Personal Directions:
Real-time biomarkers are a broad idea, but one that excites me greatly. Taking the Diabetes example again; in medicine, we have HbA1c which monitors long-term (~3mth) progress, but it is the continuous glucose monitors that can give us actionable information day-to-day, which seems particularly important for psychiatric conditions. In this vein, two particular areas I’m curious about are:
EEG-based network measures of depression, related to what we’re trying to achieve at Resonait.
Blood-based markers of bipolar disorder, given the neurobiological relations to circadian rhythms, HPA axis, and stress response.
Explainable AI is distinct from the mechanistic interpretability described above, although it is a similar concept. Here, I’m more interested in how deterministic ML models (ie an EEG tool that predicts treatment response) can be understood by clinicians not as black boxes with particular sensitivities/specificities, but tools where one can have an intuition of how the outputs might change based on input.
What does success look like?
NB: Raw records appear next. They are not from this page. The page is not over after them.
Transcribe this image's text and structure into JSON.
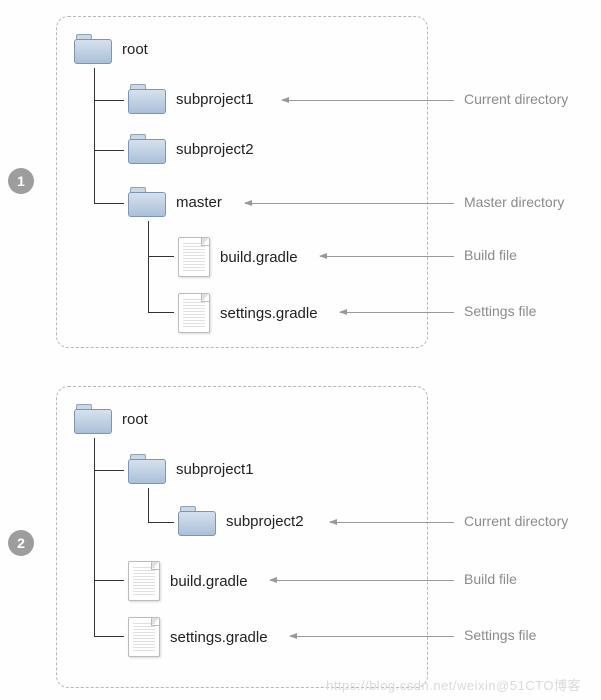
{
  "diagrams": [
    {
      "badge": "1",
      "nodes": {
        "root": {
          "type": "folder",
          "label": "root"
        },
        "sub1": {
          "type": "folder",
          "label": "subproject1",
          "annotation": "Current directory"
        },
        "sub2": {
          "type": "folder",
          "label": "subproject2"
        },
        "master": {
          "type": "folder",
          "label": "master",
          "annotation": "Master directory"
        },
        "build": {
          "type": "file",
          "label": "build.gradle",
          "annotation": "Build file"
        },
        "settings": {
          "type": "file",
          "label": "settings.gradle",
          "annotation": "Settings file"
        }
      }
    },
    {
      "badge": "2",
      "nodes": {
        "root": {
          "type": "folder",
          "label": "root"
        },
        "sub1": {
          "type": "folder",
          "label": "subproject1"
        },
        "sub2": {
          "type": "folder",
          "label": "subproject2",
          "annotation": "Current directory"
        },
        "build": {
          "type": "file",
          "label": "build.gradle",
          "annotation": "Build file"
        },
        "settings": {
          "type": "file",
          "label": "settings.gradle",
          "annotation": "Settings file"
        }
      }
    }
  ],
  "watermark": "https://blog.csdn.net/weixin@51CTO博客"
}
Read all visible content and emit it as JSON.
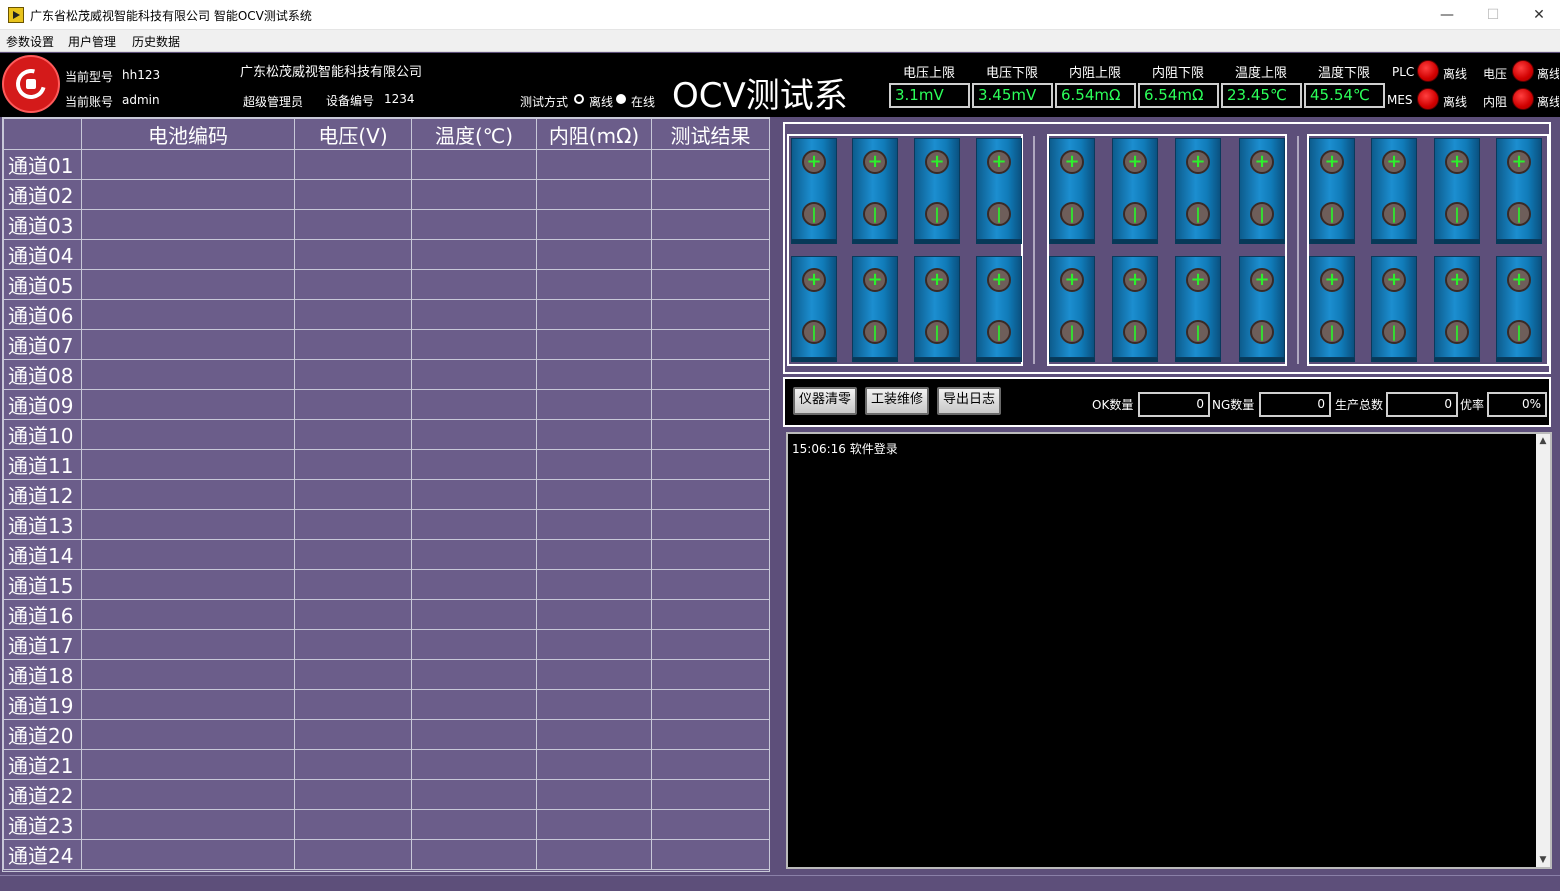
{
  "window": {
    "title": "广东省松茂威视智能科技有限公司 智能OCV测试系统",
    "min": "—",
    "max": "☐",
    "close": "✕"
  },
  "menu": [
    "参数设置",
    "用户管理",
    "历史数据"
  ],
  "header": {
    "model_label": "当前型号",
    "model_value": "hh123",
    "account_label": "当前账号",
    "account_value": "admin",
    "company": "广东松茂威视智能科技有限公司",
    "role": "超级管理员",
    "device_label": "设备编号",
    "device_value": "1234",
    "test_mode_label": "测试方式",
    "mode_offline": "离线",
    "mode_online": "在线",
    "mode_selected": "在线",
    "system_title": "OCV测试系",
    "limits": [
      {
        "label": "电压上限",
        "value": "3.1mV"
      },
      {
        "label": "电压下限",
        "value": "3.45mV"
      },
      {
        "label": "内阻上限",
        "value": "6.54mΩ"
      },
      {
        "label": "内阻下限",
        "value": "6.54mΩ"
      },
      {
        "label": "温度上限",
        "value": "23.45℃"
      },
      {
        "label": "温度下限",
        "value": "45.54℃"
      }
    ],
    "status": [
      {
        "label": "PLC",
        "state": "离线"
      },
      {
        "label": "MES",
        "state": "离线"
      },
      {
        "label": "电压",
        "state": "离线"
      },
      {
        "label": "内阻",
        "state": "离线"
      }
    ],
    "led_color": "#e00000"
  },
  "table": {
    "columns": [
      "",
      "电池编码",
      "电压(V)",
      "温度(℃)",
      "内阻(mΩ)",
      "测试结果"
    ],
    "channels": [
      "通道01",
      "通道02",
      "通道03",
      "通道04",
      "通道05",
      "通道06",
      "通道07",
      "通道08",
      "通道09",
      "通道10",
      "通道11",
      "通道12",
      "通道13",
      "通道14",
      "通道15",
      "通道16",
      "通道17",
      "通道18",
      "通道19",
      "通道20",
      "通道21",
      "通道22",
      "通道23",
      "通道24"
    ]
  },
  "controls": {
    "buttons": [
      "仪器清零",
      "工装维修",
      "导出日志"
    ],
    "ok_label": "OK数量",
    "ok_value": "0",
    "ng_label": "NG数量",
    "ng_value": "0",
    "total_label": "生产总数",
    "total_value": "0",
    "yield_label": "优率",
    "yield_value": "0%"
  },
  "log": {
    "lines": [
      "15:06:16  软件登录"
    ]
  },
  "colors": {
    "background": "#5d4f7a",
    "table_bg": "#6b5d8a",
    "value_green": "#2cff5a",
    "battery_blue": "#1c8ed0"
  },
  "icons": {
    "positive_terminal": "plus-icon",
    "negative_terminal": "minus-icon"
  }
}
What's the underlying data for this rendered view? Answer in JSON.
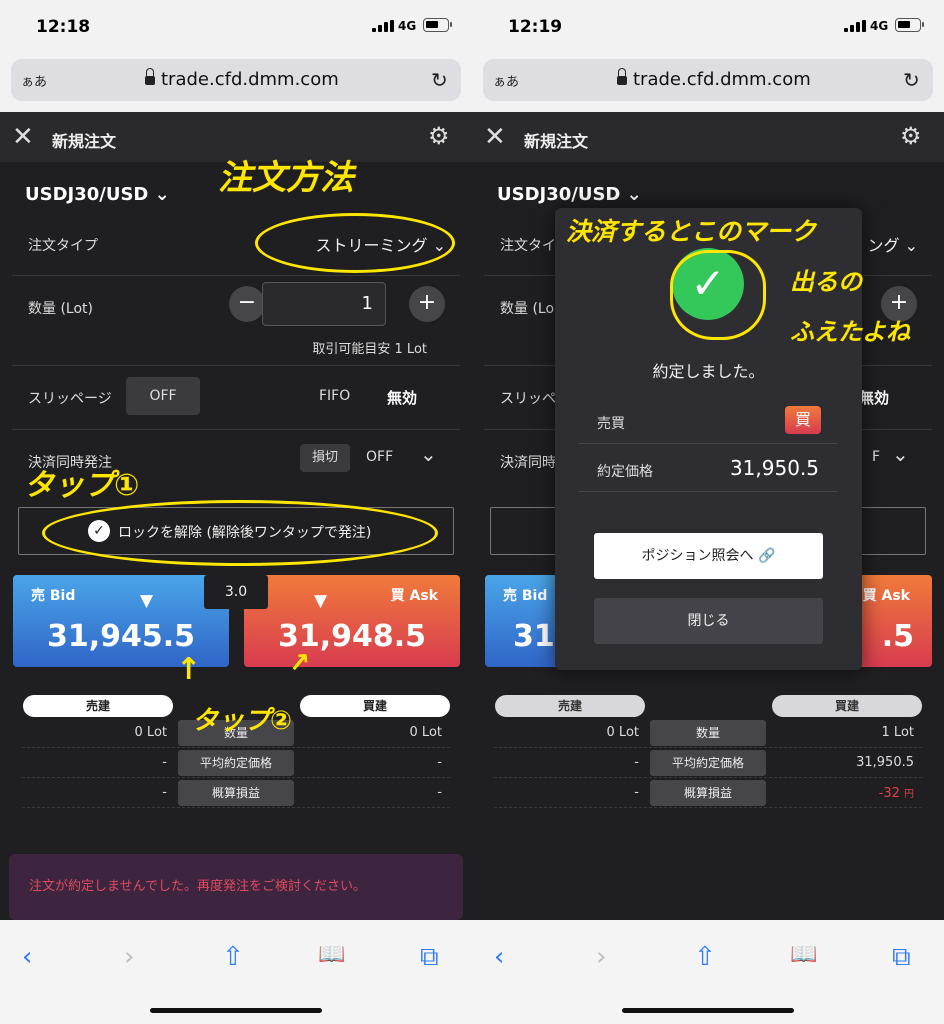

Biomarkers that enable deep, patient-based understanding of psychiatric conditions, and can inform monitoring, prognosis, and treatment selection.
There are so many more challenges in psychiatry than those listed here, and I’ve also narrowed the questions to focus on the domains of my interest - biological and technological innovations - as opposed to more public health approaches (8). I’ve always believed that technological breakthroughs motivate societal shifts, and are an ’easier’ problem to work on.
Psychiatry is in for some huge paradigmatic shifts in the next decades; when else is a better time to contribute to a field?
(1) Shrinks, by Lieberman provides a great overview of the history. These systems have had their benefits, but we need something better!
(2) Fried (2022) provides further citations for these problems and argues for studying mental health as systems rather than syndromes.
(3) Too much literature here to synthesise (probably will be another post), but see Rush et al. (2006) for one of the earliest papers in this field.
(4) See Ross et al. (2019) and Haeffel et al. (2022) for more nuanced critiques.
(5) Google (2024) mapped a 1mm3 chunk of the human temporal cortex down to every synapse, which is around ~1.4PB of electron microscopy data… Wow.
(6) More to come on TMS in a follow-up blog post.
(7) More to come on the DMN as well.
(8) For an example, see Jon Haidt’s After Babel on the movement to ban social media.
Much thanks to Alice Park, Guillaume Troadec, Naveen Golyala, and Alexey Guzey for reading drafts.